When our customers add speakers to their events in iveo, we process personal data about these speakers: name, professional position, organisation, short biography, details of previous appearances. Processing is carried out on the basis of legitimate interest pursuant to Art. 6(1)(f) GDPR.

Speaker information is only visible within the respective customer's workspace. Speakers have the right to access, rectify, delete, or anonymize their data at any time.

4. Legal Basis

Processing is based on:

  • Art. 6(1)(b) GDPR (performance of contract)
  • Art. 6(1)(a) GDPR (consent)
  • Art. 6(1)(f) GDPR (legitimate interest)

5. Retention Period

Personal data is deleted once the purpose ceases to apply or users delete their account. After contract termination, customer data is deleted within 30 days, unless statutory retention obligations apply.

6. Disclosure to Third Parties and Processors

Service providers:

  • Amazon Web Services (AWS), Seattle, USA – Hosting, databases – Frankfurt, DE (eu-central-1)
  • Bubble Group, Inc., New York, USA – Technical platform operation – USA (EU SCCs)
  • HubSpot, Inc., Dublin, Ireland – CRM, support chat, newsletter – EU
  • Google Ireland Ltd. (Workspace), Dublin – Email – EU
  • Google Ireland Ltd. (Analytics), Dublin – Web analytics (GA4) – EU / USA (EU SCCs)
  • Twilio SendGrid, San Francisco, USA – Email delivery – USA (EU SCCs)

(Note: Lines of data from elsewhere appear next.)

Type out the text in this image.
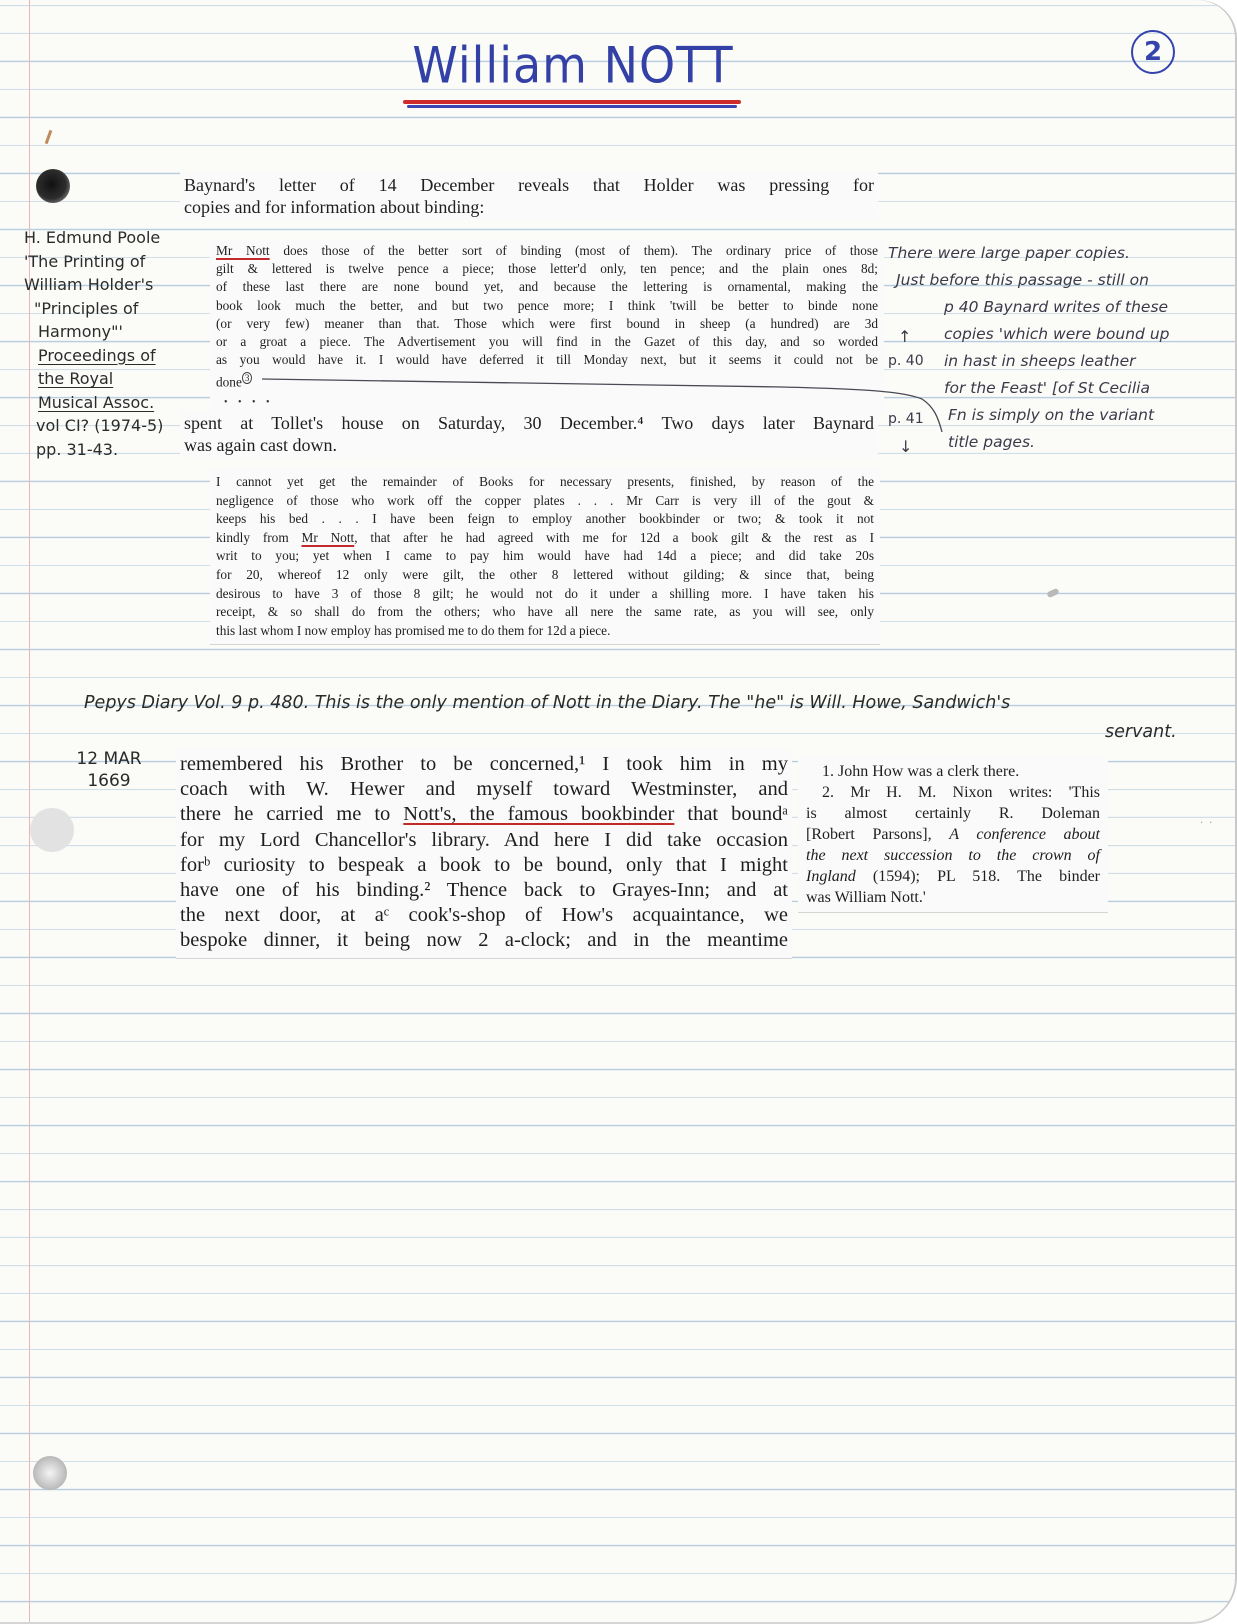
William NOTT	2
Baynard's letter of 14 December reveals that Holder was pressing for
copies and for information about binding:
Mr Nott does those of the better sort of binding (most of them). The ordinary price of those
gilt & lettered is twelve pence a piece; those letter'd only, ten pence; and the plain ones 8d;
of these last there are none bound yet, and because the lettering is ornamental, making the
book look much the better, and but two pence more; I think 'twill be better to binde none
(or very few) meaner than that. Those which were first bound in sheep (a hundred) are 3d
or a groat a piece. The Advertisement you will find in the Gazet of this day, and so worded
as you would have it. I would have deferred it till Monday next, but it seems it could not be
done $^3$
• • • •
spent at Tollet's house on Saturday, 30 December.⁴ Two days later Baynard
was again cast down.
I cannot yet get the remainder of Books for necessary presents, finished, by reason of the
negligence of those who work off the copper plates . . . Mr Carr is very ill of the gout &
keeps his bed . . . I have been feign to employ another bookbinder or two; & took it not
kindly from Mr Nott, that after he had agreed with me for 12d a book gilt & the rest as I
writ to you; yet when I came to pay him would have had 14d a piece; and did take 20s
for 20, whereof 12 only were gilt, the other 8 lettered without gilding; & since that, being
desirous to have 3 of those 8 gilt; he would not do it under a shilling more. I have taken his
receipt, & so shall do from the others; who have all nere the same rate, as you will see, only
this last whom I now employ has promised me to do them for 12d a piece.
H. Edmund Poole
'The Printing of
William Holder's
"Principles of
Harmony"'
Proceedings of
the Royal
Musical Assoc.
vol CI? (1974-5)
pp. 31-43.
There were large paper copies.
Just before this passage - still on
p 40 Baynard writes of these
copies 'which were bound up
in hast in sheeps leather
for the Feast' [of St Cecilia
Fn is simply on the variant
title pages.
↑
p. 40
p. 41
↓
Pepys Diary Vol. 9 p. 480. This is the only mention of Nott in the Diary. The "he" is Will. Howe, Sandwich's
servant.
12 MAR
1669
remembered his Brother to be concerned,¹ I took him in my
coach with W. Hewer and myself toward Westminster, and
there he carried me to Nott's, the famous bookbinder that boundᵃ
for my Lord Chancellor's library. And here I did take occasion
forᵇ curiosity to bespeak a book to be bound, only that I might
have one of his binding.² Thence back to Grayes-Inn; and at
the next door, at aᶜ cook's-shop of How's acquaintance, we
bespoke dinner, it being now 2 a-clock; and in the meantime
1. John How was a clerk there.
2. Mr H. M. Nixon writes: 'This
is almost certainly R. Doleman
[Robert Parsons], A conference about
the next succession to the crown of
Ingland (1594); PL 518. The binder
was William Nott.'
··
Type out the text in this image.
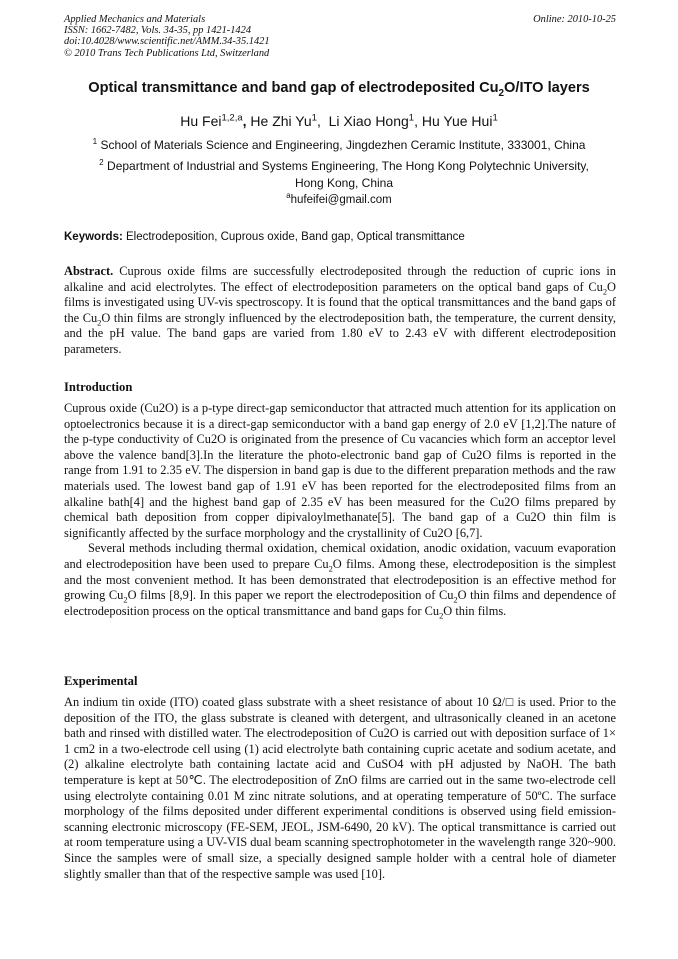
Applied Mechanics and Materials
ISSN: 1662-7482, Vols. 34-35, pp 1421-1424
doi:10.4028/www.scientific.net/AMM.34-35.1421
© 2010 Trans Tech Publications Ltd, Switzerland
Online: 2010-10-25
Optical transmittance and band gap of electrodeposited $Cu_2O$/ITO layers
Hu Fei$^{1,2,a}$, He Zhi Yu$^1$,  Li Xiao Hong$^1$, Hu Yue Hui$^1$
$^1$ School of Materials Science and Engineering, Jingdezhen Ceramic Institute, 333001, China
$^2$ Department of Industrial and Systems Engineering, The Hong Kong Polytechnic University, Hong Kong, China
$^a$hufeifei@gmail.com
Keywords: Electrodeposition, Cuprous oxide, Band gap, Optical transmittance
Abstract. Cuprous oxide films are successfully electrodeposited through the reduction of cupric ions in alkaline and acid electrolytes. The effect of electrodeposition parameters on the optical band gaps of $Cu_2O$ films is investigated using UV-vis spectroscopy. It is found that the optical transmittances and the band gaps of the $Cu_2O$ thin films are strongly influenced by the electrodeposition bath, the temperature, the current density, and the pH value. The band gaps are varied from 1.80 eV to 2.43 eV with different electrodeposition parameters.
Introduction
Cuprous oxide (Cu2O) is a p-type direct-gap semiconductor that attracted much attention for its application on optoelectronics because it is a direct-gap semiconductor with a band gap energy of 2.0 eV [1,2].The nature of the p-type conductivity of Cu2O is originated from the presence of Cu vacancies which form an acceptor level above the valence band[3].In the literature the photo-electronic band gap of Cu2O films is reported in the range from 1.91 to 2.35 eV. The dispersion in band gap is due to the different preparation methods and the raw materials used. The lowest band gap of 1.91 eV has been reported for the electrodeposited films from an alkaline bath[4] and the highest band gap of 2.35 eV has been measured for the Cu2O films prepared by chemical bath deposition from copper dipivaloylmethanate[5]. The band gap of a Cu2O thin film is significantly affected by the surface morphology and the crystallinity of Cu2O [6,7].
Several methods including thermal oxidation, chemical oxidation, anodic oxidation, vacuum evaporation and electrodeposition have been used to prepare $Cu_2O$ films. Among these, electrodeposition is the simplest and the most convenient method. It has been demonstrated that electrodeposition is an effective method for growing $Cu_2O$ films [8,9]. In this paper we report the electrodeposition of $Cu_2O$ thin films and dependence of electrodeposition process on the optical transmittance and band gaps for $Cu_2O$ thin films.
Experimental
An indium tin oxide (ITO) coated glass substrate with a sheet resistance of about 10 Ω/□ is used. Prior to the deposition of the ITO, the glass substrate is cleaned with detergent, and ultrasonically cleaned in an acetone bath and rinsed with distilled water. The electrodeposition of Cu2O is carried out with deposition surface of 1× 1 cm2 in a two-electrode cell using (1) acid electrolyte bath containing cupric acetate and sodium acetate, and (2) alkaline electrolyte bath containing lactate acid and CuSO4 with pH adjusted by NaOH. The bath temperature is kept at 50℃. The electrodeposition of ZnO films are carried out in the same two-electrode cell using electrolyte containing 0.01 M zinc nitrate solutions, and at operating temperature of 50ºC. The surface morphology of the films deposited under different experimental conditions is observed using field emission-scanning electronic microscopy (FE-SEM, JEOL, JSM-6490, 20 kV). The optical transmittance is carried out at room temperature using a UV-VIS dual beam scanning spectrophotometer in the wavelength range 320~900. Since the samples were of small size, a specially designed sample holder with a central hole of diameter slightly smaller than that of the respective sample was used [10].
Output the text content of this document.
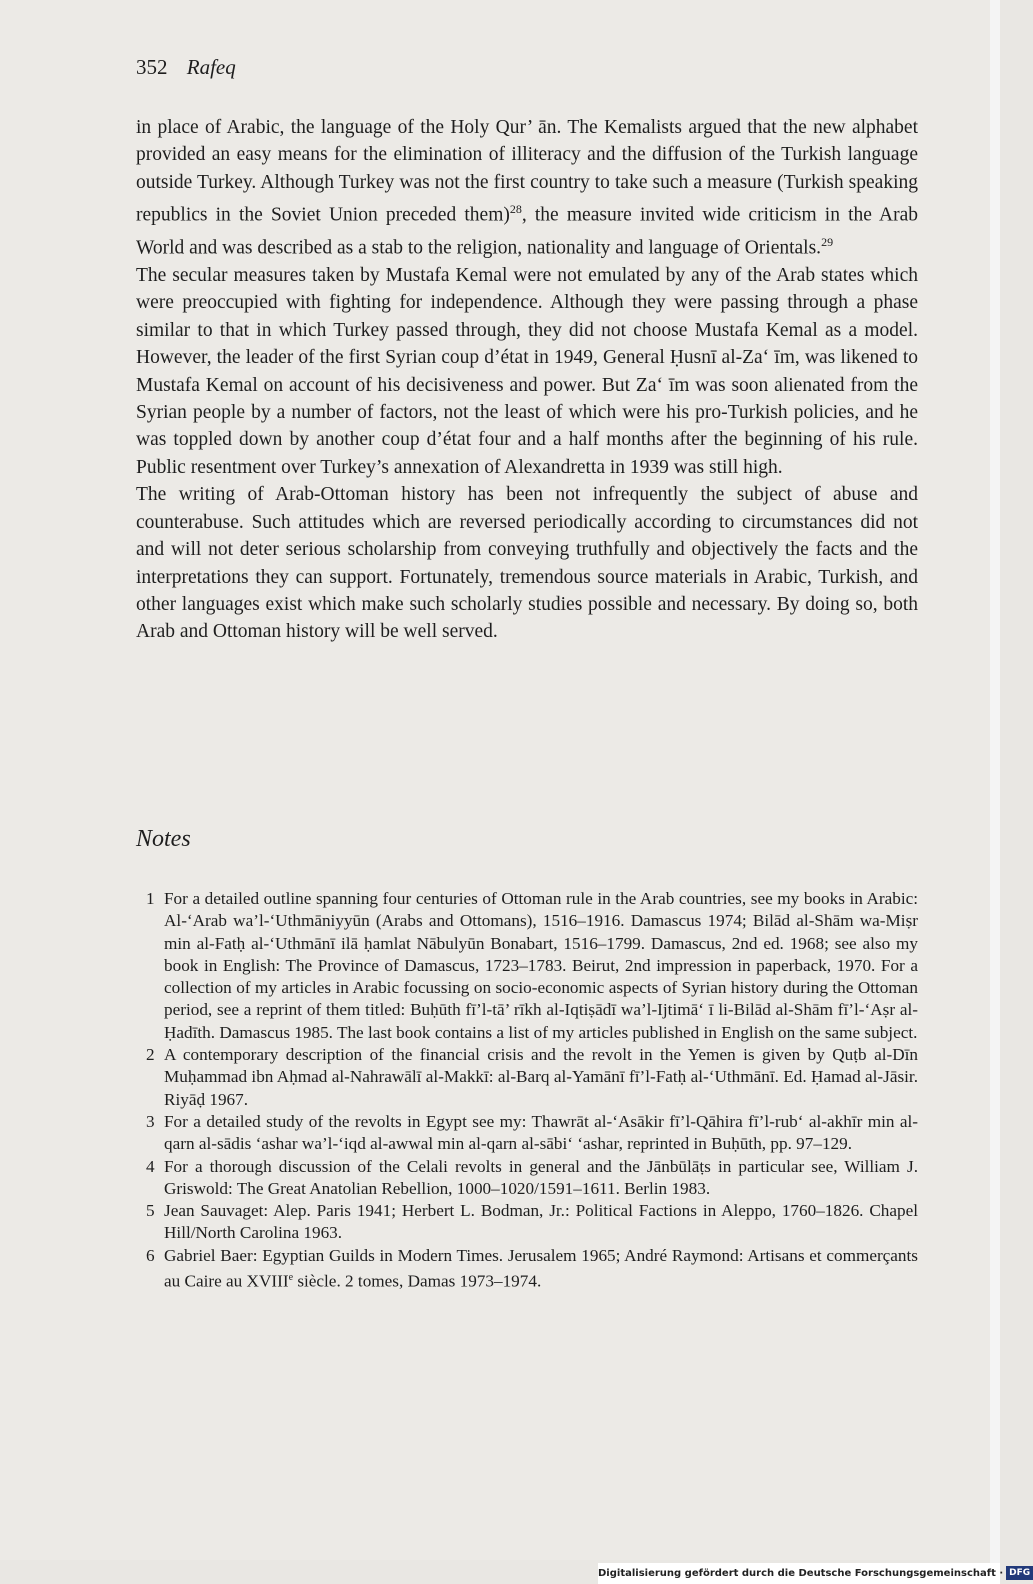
352 Rafeq

in place of Arabic, the language of the Holy Qur’ ān. The Kemalists argued that the new alphabet provided an easy means for the elimination of illiteracy and the diffusion of the Turkish language outside Turkey. Although Turkey was not the first country to take such a measure (Turkish speaking republics in the Soviet Union preceded them)$^{28}$, the measure invited wide criticism in the Arab World and was described as a stab to the religion, nationality and language of Orientals.$^{29}$

The secular measures taken by Mustafa Kemal were not emulated by any of the Arab states which were preoccupied with fighting for independence. Although they were passing through a phase similar to that in which Turkey passed through, they did not choose Mustafa Kemal as a model. However, the leader of the first Syrian coup d’état in 1949, General Ḥusnī al-Za‘ īm, was likened to Mustafa Kemal on account of his decisiveness and power. But Za‘ īm was soon alienated from the Syrian people by a number of factors, not the least of which were his pro-Turkish policies, and he was toppled down by another coup d’état four and a half months after the beginning of his rule. Public resentment over Turkey’s annexation of Alexandretta in 1939 was still high.

The writing of Arab-Ottoman history has been not infrequently the subject of abuse and counterabuse. Such attitudes which are reversed periodically according to circumstances did not and will not deter serious scholarship from conveying truthfully and objectively the facts and the interpretations they can support. Fortunately, tremendous source materials in Arabic, Turkish, and other languages exist which make such scholarly studies possible and necessary. By doing so, both Arab and Ottoman history will be well served.

Notes
1 For a detailed outline spanning four centuries of Ottoman rule in the Arab countries, see my books in Arabic: Al-‘Arab wa’l-‘Uthmāniyyūn (Arabs and Ottomans), 1516–1916. Damascus 1974; Bilād al-Shām wa-Miṣr min al-Fatḥ al-‘Uthmānī ilā ḥamlat Nābulyūn Bonabart, 1516–1799. Damascus, 2nd ed. 1968; see also my book in English: The Province of Damascus, 1723–1783. Beirut, 2nd impression in paperback, 1970. For a collection of my articles in Arabic focussing on socio-economic aspects of Syrian history during the Ottoman period, see a reprint of them titled: Buḥūth fī’l-tā’ rīkh al-Iqtiṣādī wa’l-Ijtimā‘ ī li-Bilād al-Shām fī’l-‘Aṣr al-Ḥadīth. Damascus 1985. The last book contains a list of my articles published in English on the same subject.
2 A contemporary description of the financial crisis and the revolt in the Yemen is given by Quṭb al-Dīn Muḥammad ibn Aḥmad al-Nahrawālī al-Makkī: al-Barq al-Yamānī fī’l-Fatḥ al-‘Uthmānī. Ed. Ḥamad al-Jāsir. Riyāḍ 1967.
3 For a detailed study of the revolts in Egypt see my: Thawrāt al-‘Asākir fī’l-Qāhira fī’l-rub‘ al-akhīr min al-qarn al-sādis ‘ashar wa’l-‘iqd al-awwal min al-qarn al-sābi‘ ‘ashar, reprinted in Buḥūth, pp. 97–129.
4 For a thorough discussion of the Celali revolts in general and the Jānbūlāṭs in particular see, William J. Griswold: The Great Anatolian Rebellion, 1000–1020/1591–1611. Berlin 1983.
5 Jean Sauvaget: Alep. Paris 1941; Herbert L. Bodman, Jr.: Political Factions in Aleppo, 1760–1826. Chapel Hill/North Carolina 1963.
6 Gabriel Baer: Egyptian Guilds in Modern Times. Jerusalem 1965; André Raymond: Artisans et commerçants au Caire au XVIIIe siècle. 2 tomes, Damas 1973–1974.
Digitalisierung gefördert durch die Deutsche Forschungsgemeinschaft · DFG
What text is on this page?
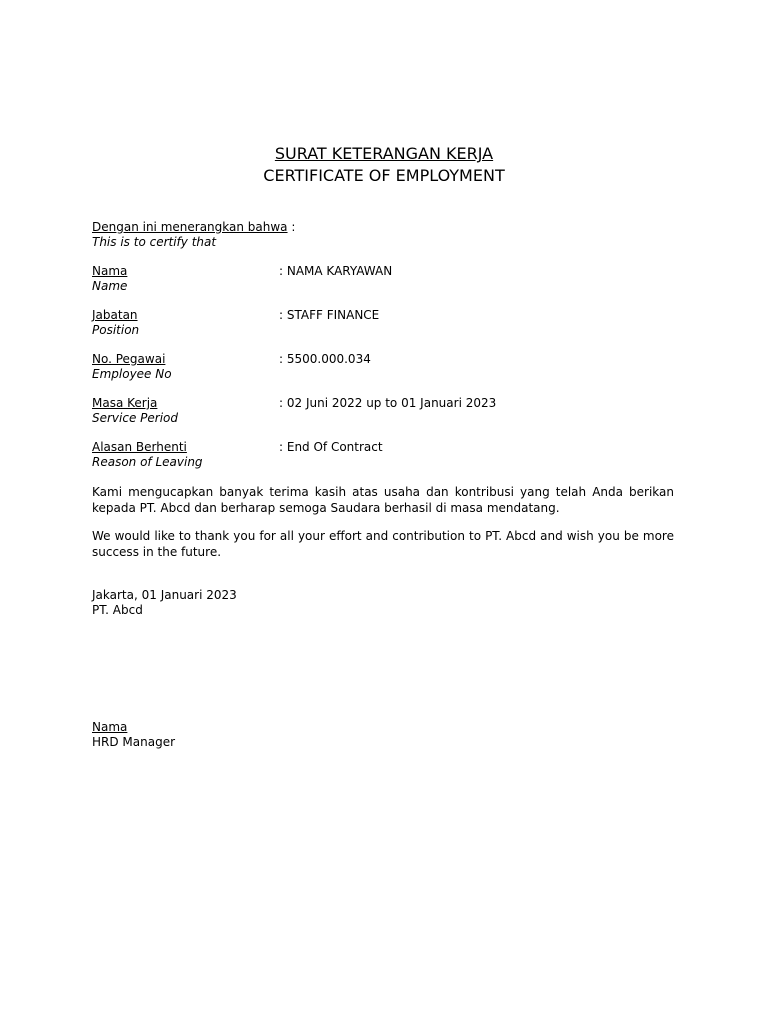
SURAT KETERANGAN KERJA
CERTIFICATE OF EMPLOYMENT
Dengan ini menerangkan bahwa :
This is to certify that
Nama
Name
: NAMA KARYAWAN
Jabatan
Position
: STAFF FINANCE
No. Pegawai
Employee No
: 5500.000.034
Masa Kerja
Service Period
: 02 Juni 2022 up to 01 Januari 2023
Alasan Berhenti
Reason of Leaving
: End Of Contract
Kami mengucapkan banyak terima kasih atas usaha dan kontribusi yang telah Anda berikan kepada PT. Abcd dan berharap semoga Saudara berhasil di masa mendatang.
We would like to thank you for all your effort and contribution to PT. Abcd and wish you be more success in the future.
Jakarta, 01 Januari 2023
PT. Abcd
Nama
HRD Manager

7. Data Transfers to Third Countries

Transfers to the USA are safeguarded by EU Standard Contractual Clauses pursuant to Art. 46 GDPR.

8. Data Subject Rights

Users have the right to: access (Art. 15), rectification (Art. 16), erasure (Art. 17), restriction (Art. 18), data portability (Art. 20), objection (Art. 21), and the right to lodge a complaint with a supervisory authority.

Contact: hello@my-iveo.de

9. Data Security

We employ TLS encryption for data in transit, AES-256 encryption for data at rest, access restrictions, role-based permission management, and regular security audits.

10. Cookies

Our website uses cookies. On your first visit, a cookie banner (Cookiebot) will appear. Your choice is stored and can be revoked at any time.

11. Web Analytics

Our website uses Google Analytics 4 (GA4) with Google Consent Mode and Cookiebot. No processing occurs without explicit consent.

12. Contact Form

Data (name, email, message) is processed to handle your inquiry and deleted after final processing.